La société Petrofac a occupé le devant de la scène toute la semaine dernière, en raison de ses menaces de quitter le pays. Finalement, l’affaire s’est soldée par un accord avec les habitants de Kerkennah et le maintien des activités de cette entreprise tuniso-britannique qui exploite un champ gazier au large de l’île.

Une série de faits marque ce « retour à la normale » à Kerkennah, et qu’il y a lieu de rappeler :

  • Le mouvement social a été traité de tous les maux ; tantôt noyauté par le Front Populaire (FP), ou par les extrémistes du parti Ettahrir (en juin dernier), mais comme la carte du FP ne marche pas, on s’est focalisé sur le parti islamiste, dans le collimateur de la justice ces derniers temps ;
  • Les diplômés chômeurs ont été taxés de bloqueurs de la production, de fainéants et de tous les torts, pour les faire passer de fauteurs de troubles. Ils exerceraient une pression sur une entreprise qui ne cherche que le bonheur de la région et de ses habitants…
  • La mobilisation était totale, pour maintenir Petrofac en activité : une dizaine de ministres engagés pour conclure un accord entre l’entreprise et les manifestants. De telles mobilisations sont rares, même pendant des moments très pénibles que le pays a vécu, tels l’affreux accident qui a eu lieu à Kasserine, ou aussi les inondations que connaissent nombreuses régions et même la capitale ces jours-ci !

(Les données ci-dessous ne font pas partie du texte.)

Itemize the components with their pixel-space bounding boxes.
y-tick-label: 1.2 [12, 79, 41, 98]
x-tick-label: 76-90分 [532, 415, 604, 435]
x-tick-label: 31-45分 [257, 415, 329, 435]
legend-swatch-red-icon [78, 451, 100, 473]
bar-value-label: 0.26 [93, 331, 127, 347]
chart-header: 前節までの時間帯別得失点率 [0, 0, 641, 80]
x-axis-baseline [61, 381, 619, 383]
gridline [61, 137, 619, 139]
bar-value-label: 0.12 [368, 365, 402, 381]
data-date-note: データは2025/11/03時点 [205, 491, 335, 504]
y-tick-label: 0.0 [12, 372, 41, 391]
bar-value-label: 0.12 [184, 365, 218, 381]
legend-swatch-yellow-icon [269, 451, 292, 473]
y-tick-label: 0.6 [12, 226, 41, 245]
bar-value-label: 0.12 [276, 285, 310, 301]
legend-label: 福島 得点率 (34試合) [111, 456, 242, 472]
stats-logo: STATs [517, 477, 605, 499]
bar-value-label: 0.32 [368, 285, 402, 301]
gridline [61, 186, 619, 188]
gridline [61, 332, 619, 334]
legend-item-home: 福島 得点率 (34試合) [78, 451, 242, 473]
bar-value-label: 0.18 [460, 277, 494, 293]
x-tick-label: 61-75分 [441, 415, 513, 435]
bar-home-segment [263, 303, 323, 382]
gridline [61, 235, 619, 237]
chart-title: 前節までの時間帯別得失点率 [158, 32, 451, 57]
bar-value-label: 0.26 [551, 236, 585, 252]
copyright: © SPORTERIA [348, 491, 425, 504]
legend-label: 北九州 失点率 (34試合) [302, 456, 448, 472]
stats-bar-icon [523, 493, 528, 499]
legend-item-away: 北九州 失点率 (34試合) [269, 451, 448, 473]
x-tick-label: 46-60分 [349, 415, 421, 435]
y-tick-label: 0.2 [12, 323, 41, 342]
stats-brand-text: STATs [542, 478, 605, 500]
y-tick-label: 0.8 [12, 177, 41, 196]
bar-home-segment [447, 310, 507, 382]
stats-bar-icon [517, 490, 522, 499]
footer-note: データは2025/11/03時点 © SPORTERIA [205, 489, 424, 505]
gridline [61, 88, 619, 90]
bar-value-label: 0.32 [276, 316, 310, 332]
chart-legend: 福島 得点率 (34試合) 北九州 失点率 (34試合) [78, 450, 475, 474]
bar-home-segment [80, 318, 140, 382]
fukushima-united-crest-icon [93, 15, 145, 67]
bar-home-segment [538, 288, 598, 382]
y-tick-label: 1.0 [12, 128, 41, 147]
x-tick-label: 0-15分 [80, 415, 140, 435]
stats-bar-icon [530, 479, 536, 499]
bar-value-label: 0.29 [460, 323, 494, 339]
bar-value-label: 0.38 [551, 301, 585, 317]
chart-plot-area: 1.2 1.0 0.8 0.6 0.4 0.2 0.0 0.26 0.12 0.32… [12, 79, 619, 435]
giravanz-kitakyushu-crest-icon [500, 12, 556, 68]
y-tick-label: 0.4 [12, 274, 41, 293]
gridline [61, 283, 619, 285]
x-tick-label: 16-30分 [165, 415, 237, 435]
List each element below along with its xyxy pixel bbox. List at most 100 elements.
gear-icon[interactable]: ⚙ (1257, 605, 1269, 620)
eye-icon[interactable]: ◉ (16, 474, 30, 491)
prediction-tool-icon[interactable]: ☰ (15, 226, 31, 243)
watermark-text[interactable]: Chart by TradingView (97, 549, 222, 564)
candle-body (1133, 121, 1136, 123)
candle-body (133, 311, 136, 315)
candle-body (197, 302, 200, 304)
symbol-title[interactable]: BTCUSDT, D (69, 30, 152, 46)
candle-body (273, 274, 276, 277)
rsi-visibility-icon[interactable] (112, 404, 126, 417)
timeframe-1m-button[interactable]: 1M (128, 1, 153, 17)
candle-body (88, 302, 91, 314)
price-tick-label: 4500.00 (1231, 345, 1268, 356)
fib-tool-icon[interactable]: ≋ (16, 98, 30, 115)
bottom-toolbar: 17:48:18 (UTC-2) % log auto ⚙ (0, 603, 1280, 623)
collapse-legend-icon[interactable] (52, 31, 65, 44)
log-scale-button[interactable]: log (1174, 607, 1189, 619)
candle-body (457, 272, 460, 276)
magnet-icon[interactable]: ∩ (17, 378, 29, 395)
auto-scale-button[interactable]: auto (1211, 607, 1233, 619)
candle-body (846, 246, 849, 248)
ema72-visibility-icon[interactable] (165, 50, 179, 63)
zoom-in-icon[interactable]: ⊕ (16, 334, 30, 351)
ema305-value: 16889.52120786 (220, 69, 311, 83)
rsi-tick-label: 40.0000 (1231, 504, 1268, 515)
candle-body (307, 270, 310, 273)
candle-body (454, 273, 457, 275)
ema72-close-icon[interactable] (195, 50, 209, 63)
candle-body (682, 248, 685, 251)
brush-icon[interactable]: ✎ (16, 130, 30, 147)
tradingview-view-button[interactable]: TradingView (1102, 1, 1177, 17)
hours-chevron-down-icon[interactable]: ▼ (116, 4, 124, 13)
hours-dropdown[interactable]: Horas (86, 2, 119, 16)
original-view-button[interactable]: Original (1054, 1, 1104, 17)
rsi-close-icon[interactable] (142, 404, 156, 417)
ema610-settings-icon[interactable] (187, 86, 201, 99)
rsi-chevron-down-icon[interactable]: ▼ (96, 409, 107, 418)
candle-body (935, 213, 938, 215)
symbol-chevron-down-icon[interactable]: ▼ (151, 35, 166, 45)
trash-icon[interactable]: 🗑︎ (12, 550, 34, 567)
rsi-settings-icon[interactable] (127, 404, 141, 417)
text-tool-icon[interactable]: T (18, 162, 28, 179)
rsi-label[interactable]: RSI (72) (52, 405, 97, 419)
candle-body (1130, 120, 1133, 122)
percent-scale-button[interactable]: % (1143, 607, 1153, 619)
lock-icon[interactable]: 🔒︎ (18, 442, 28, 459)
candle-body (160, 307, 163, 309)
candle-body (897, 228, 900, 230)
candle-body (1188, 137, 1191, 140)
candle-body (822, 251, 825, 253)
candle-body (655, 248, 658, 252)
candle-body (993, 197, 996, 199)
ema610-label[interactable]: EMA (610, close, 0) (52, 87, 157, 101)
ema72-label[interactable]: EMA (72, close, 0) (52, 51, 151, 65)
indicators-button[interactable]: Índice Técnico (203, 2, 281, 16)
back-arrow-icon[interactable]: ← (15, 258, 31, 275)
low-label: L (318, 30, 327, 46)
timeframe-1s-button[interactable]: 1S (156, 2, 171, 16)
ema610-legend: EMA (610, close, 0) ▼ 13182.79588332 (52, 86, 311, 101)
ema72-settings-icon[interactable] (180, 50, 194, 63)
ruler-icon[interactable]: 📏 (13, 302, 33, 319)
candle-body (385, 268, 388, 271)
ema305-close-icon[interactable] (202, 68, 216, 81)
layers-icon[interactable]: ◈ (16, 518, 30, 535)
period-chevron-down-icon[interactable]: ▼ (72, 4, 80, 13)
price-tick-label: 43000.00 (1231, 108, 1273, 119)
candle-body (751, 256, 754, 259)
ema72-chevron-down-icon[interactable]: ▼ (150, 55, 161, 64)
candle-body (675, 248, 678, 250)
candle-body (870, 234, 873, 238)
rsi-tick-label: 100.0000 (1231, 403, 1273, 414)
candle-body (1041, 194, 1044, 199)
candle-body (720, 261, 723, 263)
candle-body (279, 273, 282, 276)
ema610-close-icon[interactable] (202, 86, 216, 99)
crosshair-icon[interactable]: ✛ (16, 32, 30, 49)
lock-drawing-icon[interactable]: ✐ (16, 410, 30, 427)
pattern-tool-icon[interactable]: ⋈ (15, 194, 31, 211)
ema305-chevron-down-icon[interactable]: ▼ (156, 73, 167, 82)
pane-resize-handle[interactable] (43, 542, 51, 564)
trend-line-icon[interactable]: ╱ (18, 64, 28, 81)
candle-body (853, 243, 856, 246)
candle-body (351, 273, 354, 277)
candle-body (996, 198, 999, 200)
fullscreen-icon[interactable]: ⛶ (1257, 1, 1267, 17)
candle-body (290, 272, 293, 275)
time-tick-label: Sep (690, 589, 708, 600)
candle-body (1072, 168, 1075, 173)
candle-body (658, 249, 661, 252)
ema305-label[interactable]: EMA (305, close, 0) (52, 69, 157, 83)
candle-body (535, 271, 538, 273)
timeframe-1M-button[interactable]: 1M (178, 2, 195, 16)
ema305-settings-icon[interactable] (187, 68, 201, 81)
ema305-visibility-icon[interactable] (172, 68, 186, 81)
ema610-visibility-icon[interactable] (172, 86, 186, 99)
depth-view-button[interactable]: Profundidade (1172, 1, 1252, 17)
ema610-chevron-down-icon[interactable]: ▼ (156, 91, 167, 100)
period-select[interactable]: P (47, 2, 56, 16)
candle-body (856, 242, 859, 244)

Osons poser certaines des questions restées sous silence dans cette affaire, ou qui ont été tues :

  • Quelle est la réalité des contrats unissant Petrofac à la Tunisie, et quels sont les volumes de gaz extraits ? L’information disponible précise que le champ de Kerkennah (concession Chergui) produit 10% du gaz en Tunisie, laquelle production reste une inconnue pour le commun des mortels !
  • Qu’en est-il de l’affaire présentée le 08 juin 2011 au procureur de la République concernant le PDG de Petrofac (voir à ce propos le rapport de la commission d’enquête sur la corruption dirigée par feu Abdelfattah Amor) ?
  • Pourquoi le sujet des hydrocarbures demeure la chasse gardée de certains, et que notre peuple demeure dans l’ignorance la plus totale de ses ressources ? Rappelons que toute la Tunisie est donnée en concessions aux multinationales et que l’observation du sud du pays par Google Earth montre qu’il comprend de nombreuses installations pétrolières !
  • Pourquoi n’a-t-on pas évoqué la pollution par les hydrocarbures des plages de l’île et qui a porté tant de torts aux pêcheurs locaux ? On savait qu’en juin dernier, l’ANPE a minimisé la portée de la pollution, prenant clairement la défense de l’entreprise à l’origine de la pollution.